Lets face it Galloway did what he is good at yesterday and the performance of the Senate Committee was woeful.
As Christopher Hitchens writes in the Mirror today:
The member for Bethnal Green and Bow showed the clear superiority of a parliamentary training (and a soapbox training) over a senatorial one.
…..The real issue, as the documents make clear, is not whether Gorgeous George got money but whether his patron and associate and contributor Fawaz Zureikat was the beneficiary of oil deals and kickbacks.
On this point, Mr Galloway has arranged to be adequately uninformed for some time.
He was no better informed yesterday, and thus deflected all questions on to a person who hasn’t yet shown up.
After asking him several times whether he thought the documents were forged or not (and how was he supposed to answer that?) and whether or not he was “troubled” by the idea of a Zureikat kickback (another pointless question), the gentlemen of Capitol Hill called it a day and Galloway was soon outside again, doing what he does best and entertaining the press.
The press were certainly entertained judging by their reports today. While the papers praise Galloway for his impressive cabaret performance, the point we made yesterday about Galloway’s less than honest account of the Charity Commission’s investigation into the Mariam Appeal is slowly emerging on to the media’s radar.
The Telegraph was the only paper that picked up on Galloway’s false claim that the Commission had looked at “every penny in and every penny out” and “found no impropriety” but the Today programme (Audio here) also decided to take a look at the Charity Commission’s investigation and their interview with an official is now running on the Press Association wire.
Anti-war MP George Galloway could face a fresh inquiry into the appeal he set up to help an Iraqi girl suffering from leukaemia, it was disclosed today.

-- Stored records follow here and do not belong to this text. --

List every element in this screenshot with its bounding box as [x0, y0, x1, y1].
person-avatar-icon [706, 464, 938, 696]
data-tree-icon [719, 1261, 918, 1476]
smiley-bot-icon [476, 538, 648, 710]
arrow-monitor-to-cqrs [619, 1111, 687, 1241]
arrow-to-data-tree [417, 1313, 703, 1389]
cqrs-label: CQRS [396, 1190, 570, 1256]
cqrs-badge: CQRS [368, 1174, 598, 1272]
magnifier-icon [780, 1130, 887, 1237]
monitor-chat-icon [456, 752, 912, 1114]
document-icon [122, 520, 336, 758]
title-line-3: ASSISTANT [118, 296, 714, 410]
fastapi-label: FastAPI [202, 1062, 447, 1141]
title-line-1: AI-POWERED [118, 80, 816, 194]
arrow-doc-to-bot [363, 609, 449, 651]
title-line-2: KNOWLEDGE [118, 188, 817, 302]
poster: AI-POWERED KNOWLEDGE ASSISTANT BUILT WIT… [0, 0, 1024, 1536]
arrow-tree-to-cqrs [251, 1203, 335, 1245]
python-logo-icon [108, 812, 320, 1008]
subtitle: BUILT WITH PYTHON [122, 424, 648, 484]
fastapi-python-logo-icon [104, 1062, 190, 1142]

Kenneth Dibble, director of legal services for the Charity Commission, said they were in touch with the US Senate sub-committee investigating allegations that Mr Galloway was allocated millions of barrels of cut-price oil by Saddam Hussein’s regime under the UN oil-for-food programme.
It was claimed that some of the money was channelled through the Mariam Appeal.
….He said that the Commission had now asked the sub-committee for the underlying evidence which supported its report in order to establish whether there was any more it should do.
“When we have that information we will look again at the material which we assessed during the course of the inquiry and consider whether anything further needs to be done,” he said.
“We would have to consider whether or not they were aware of any improper nature of funds coming to the charity if indeed we find there is evidence to support that.”
Don’t forget there is also the Parliamentary Standards investigation into Galloway which is due to resume shortly. Galloway will also have to deal with The Telegraph’s appeal case which legal experts tells me may have been boosted by the Senate report – and believe it or not, yesterday’s hearing was only a phase in the subcommittee’s report process.
Meanwhile the Scotsman breaks ranks with those papers who have viewed yesterday’s events simply in terms of the political theatre:
GEORGE Galloway yesterday failed in his attempt to convince a sceptical US Senate investigative committee that he had not profited from oil dealings with Iraq under the UN’s controversial oil-for-food programme.
Despite a typically barnstorming performance full of bluster and rhetorical flourishes, the former Glasgow Kelvin MP was pinned down by persistent questioning over his business relationship with Fawaz Zureikat, the chairman of the Mariam Appeal – set up to assist a four-year-old Iraqi girl suffering from leukaemia.
…..The Respect MP clearly thought he came out on top, and said so bluntly afterwards, describing the chairman as “not much of a lyncher”.
But Mr Coleman, accused by the MP of being “remarkably cavalier with any idea of justice”, appeared unswayed by Mr Galloway’s testimony. “If in fact he lied to this committee, there will have to be consequences,” he said afterwards.
Asked whether Mr Galloway violated his oath to tell the truth before the committee, Mr Coleman said: “I don’t know. We’ll have to look over the record. I just don’t think he was a credible witness.”
……Under repeated questioning, Mr Galloway conceded that Mr Zureikat did have extensive business dealings with the Saddam regime but, challenged over whether his friend’s generous contributions to the Mariam Appeal – £900,000 by his own previous assessments – could have come from the sale of oil, he stonewalled.
Urged to say if he would repay the cash if it could be proved to have come from such a source, he again ducked the question.
As I’ve said throughout this past week, the key question on money is not whether Galloway personally profited from Zureikat’s businesses it is whether the Respect MP’s political campaign fund was financed by a man who benefitted from oil for food deals with Saddam’s regime? Where did Zureikat’s £375,000 donation to the Mariam Appeal come from?
The two basic questions raised on this blog remain unasked by the media and the Senate sub-committee and therefore unanswered by George Galloway:
Why did Galloway move the Mariam Appeal documents out of the country?
Why will Galloway not make the financial statements of the Mariam Appeal available despite promising to do so two years ago?
Update: The BBC website is now running the story.
As is the Evening Standard.
And the US news agency Associated Press.